Bereits im Januar war es im Umfeld der „Familie“, wie es so schön heißt, zu einer Gewalttat aus Eifersucht gekommen, bei der ein Messer zum Einsatz kam.
Der ehemalige Schwiegersohn der abgeschlachteten Rentner, der 45-jährige Türke Sahin Ö. hatte gemeinsam mit seinem aus einer früheren Beziehung stammenden 18-jährigen Sohn Erdal aus Eifersucht den neuen Lebensgefährten von Claudia S. (38) - Tochter der ermordeten Rentner - in Neukölln zusammengeschlagen, abgestochen und dabei schwer verletzt.

Sahin Ö. kam nach dieser Tat in Untersuchungshaft, sein Sohn Erdal, der das frühere Opfer mit einem Baseballschläger traktierte blieb flüchtig.
Wie der „Tagesspiegel“ am 15. März 2008 schrieb, soll der Ex-Mann vor seiner Verhaftung im Januar vor Zeugen gerufen haben: „Ich rotte die ganze Familie aus.“
Diese Drohung machte der Muselmane nun wahr. Denn ganz offensichtlich gelang es ihm ohne Schwierigkeiten aus der Haft heraus, seinen flüchtigen Sohn mit dem Doppelmord zu beauftragen. Dieser räumte nach seiner Verhaftung die abscheuliche Tat an zwei wehrlosen alten Deutschen im Wesentlichen ein.

Diese und viele andere Morde an Deutschen haben eine Gemeinsamkeit: Sehr oft entstammen die Mörder der Gedankenwelt des Steinzeitislams, der den Frauen eine ganz besondere Rolle zuweist.

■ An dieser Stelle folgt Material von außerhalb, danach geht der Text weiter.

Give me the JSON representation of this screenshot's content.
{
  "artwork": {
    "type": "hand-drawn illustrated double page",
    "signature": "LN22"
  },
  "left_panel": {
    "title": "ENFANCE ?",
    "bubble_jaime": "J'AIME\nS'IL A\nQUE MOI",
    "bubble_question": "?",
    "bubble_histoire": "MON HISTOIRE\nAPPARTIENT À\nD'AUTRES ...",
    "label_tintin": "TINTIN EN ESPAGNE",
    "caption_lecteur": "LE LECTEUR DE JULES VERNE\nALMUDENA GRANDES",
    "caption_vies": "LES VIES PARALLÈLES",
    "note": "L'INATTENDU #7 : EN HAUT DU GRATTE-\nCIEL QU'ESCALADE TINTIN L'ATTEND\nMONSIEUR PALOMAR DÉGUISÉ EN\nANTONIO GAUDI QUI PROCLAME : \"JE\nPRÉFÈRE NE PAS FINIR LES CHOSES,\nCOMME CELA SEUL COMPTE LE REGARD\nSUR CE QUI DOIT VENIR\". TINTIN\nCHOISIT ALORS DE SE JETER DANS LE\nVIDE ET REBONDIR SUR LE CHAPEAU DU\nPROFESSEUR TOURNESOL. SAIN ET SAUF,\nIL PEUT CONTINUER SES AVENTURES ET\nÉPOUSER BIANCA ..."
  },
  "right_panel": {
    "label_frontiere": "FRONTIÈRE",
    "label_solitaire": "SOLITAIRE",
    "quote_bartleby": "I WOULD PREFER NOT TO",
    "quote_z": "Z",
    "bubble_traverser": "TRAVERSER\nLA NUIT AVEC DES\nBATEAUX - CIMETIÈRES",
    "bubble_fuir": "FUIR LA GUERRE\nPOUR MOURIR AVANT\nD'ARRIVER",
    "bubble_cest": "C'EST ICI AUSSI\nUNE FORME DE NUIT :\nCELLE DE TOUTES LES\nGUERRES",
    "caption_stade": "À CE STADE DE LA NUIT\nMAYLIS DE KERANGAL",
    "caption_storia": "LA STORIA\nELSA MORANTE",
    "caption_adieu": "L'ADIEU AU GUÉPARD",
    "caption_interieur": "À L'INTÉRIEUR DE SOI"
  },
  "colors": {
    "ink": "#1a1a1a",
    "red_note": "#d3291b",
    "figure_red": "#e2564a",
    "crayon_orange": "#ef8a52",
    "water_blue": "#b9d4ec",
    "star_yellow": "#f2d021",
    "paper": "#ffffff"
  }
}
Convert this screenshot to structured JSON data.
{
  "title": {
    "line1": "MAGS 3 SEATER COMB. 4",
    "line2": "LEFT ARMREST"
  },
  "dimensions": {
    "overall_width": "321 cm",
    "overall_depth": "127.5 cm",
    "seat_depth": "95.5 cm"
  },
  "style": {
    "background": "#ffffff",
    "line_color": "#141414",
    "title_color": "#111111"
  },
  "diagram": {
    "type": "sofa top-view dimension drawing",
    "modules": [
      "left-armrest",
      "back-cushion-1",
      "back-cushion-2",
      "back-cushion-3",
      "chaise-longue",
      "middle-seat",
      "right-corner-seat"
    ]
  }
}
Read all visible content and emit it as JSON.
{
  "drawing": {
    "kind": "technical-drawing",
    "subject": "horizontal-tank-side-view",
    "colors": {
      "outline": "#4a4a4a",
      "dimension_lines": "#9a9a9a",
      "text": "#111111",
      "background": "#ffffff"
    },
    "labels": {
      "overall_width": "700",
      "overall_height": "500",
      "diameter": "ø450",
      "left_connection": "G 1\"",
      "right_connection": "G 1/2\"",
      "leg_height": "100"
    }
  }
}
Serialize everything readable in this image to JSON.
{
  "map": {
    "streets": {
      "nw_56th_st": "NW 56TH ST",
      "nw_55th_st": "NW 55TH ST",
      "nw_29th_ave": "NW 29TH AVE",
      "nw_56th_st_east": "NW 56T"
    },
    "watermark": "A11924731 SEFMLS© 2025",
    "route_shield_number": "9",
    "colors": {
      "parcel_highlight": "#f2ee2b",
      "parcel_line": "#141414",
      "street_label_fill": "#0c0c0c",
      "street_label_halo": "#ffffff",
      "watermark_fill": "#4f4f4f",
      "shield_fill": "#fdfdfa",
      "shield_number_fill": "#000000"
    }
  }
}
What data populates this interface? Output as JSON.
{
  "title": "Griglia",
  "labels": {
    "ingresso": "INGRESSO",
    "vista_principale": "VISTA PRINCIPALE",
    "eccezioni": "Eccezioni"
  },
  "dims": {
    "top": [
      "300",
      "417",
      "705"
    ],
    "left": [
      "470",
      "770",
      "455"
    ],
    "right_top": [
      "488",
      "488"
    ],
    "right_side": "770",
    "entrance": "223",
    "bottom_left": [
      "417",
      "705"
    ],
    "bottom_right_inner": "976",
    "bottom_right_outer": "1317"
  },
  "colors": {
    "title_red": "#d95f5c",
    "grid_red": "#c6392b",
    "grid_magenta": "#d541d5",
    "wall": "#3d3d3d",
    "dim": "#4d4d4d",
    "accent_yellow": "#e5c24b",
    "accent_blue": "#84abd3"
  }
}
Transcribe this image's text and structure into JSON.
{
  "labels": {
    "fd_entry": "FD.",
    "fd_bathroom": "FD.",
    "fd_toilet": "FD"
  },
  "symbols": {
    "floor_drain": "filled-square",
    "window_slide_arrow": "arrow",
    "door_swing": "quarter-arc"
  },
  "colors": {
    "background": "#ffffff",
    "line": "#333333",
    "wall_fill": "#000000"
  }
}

Und wenn diese nach einer Zeit merken, daß diese Rolle die der Ehe-Sklavin ist, verletzt jeder Ausbruch aus der ethno-kulturellen Zwangsjacke selbstverständlich die „Ehre“ der fremden Gewalttäter, die dann sehr leicht zu Schlächtern werden.

Selbst schuld, könnte man sagen, aber war es nicht das antideutsche Regime, das den Deutschen jeglichen Stolz und Selbstbehauptungswillen genommen hat, so daß diese überhaupt auf den Gedanken kommen konnten, sich mit den orientalischen Halbbarbaren einzulassen?
Wer ist Schuld an den vielen Todesopfern der „multikulturellen Gesellschaft“, der täglich zwei bis drei Deutsche erliegen? Die orientalischen Krummsäbel oder auch zu gleichen Teilen die Politik, die unsere Heimat in ein ethnisches Flutungsgebiet verwandelt hat?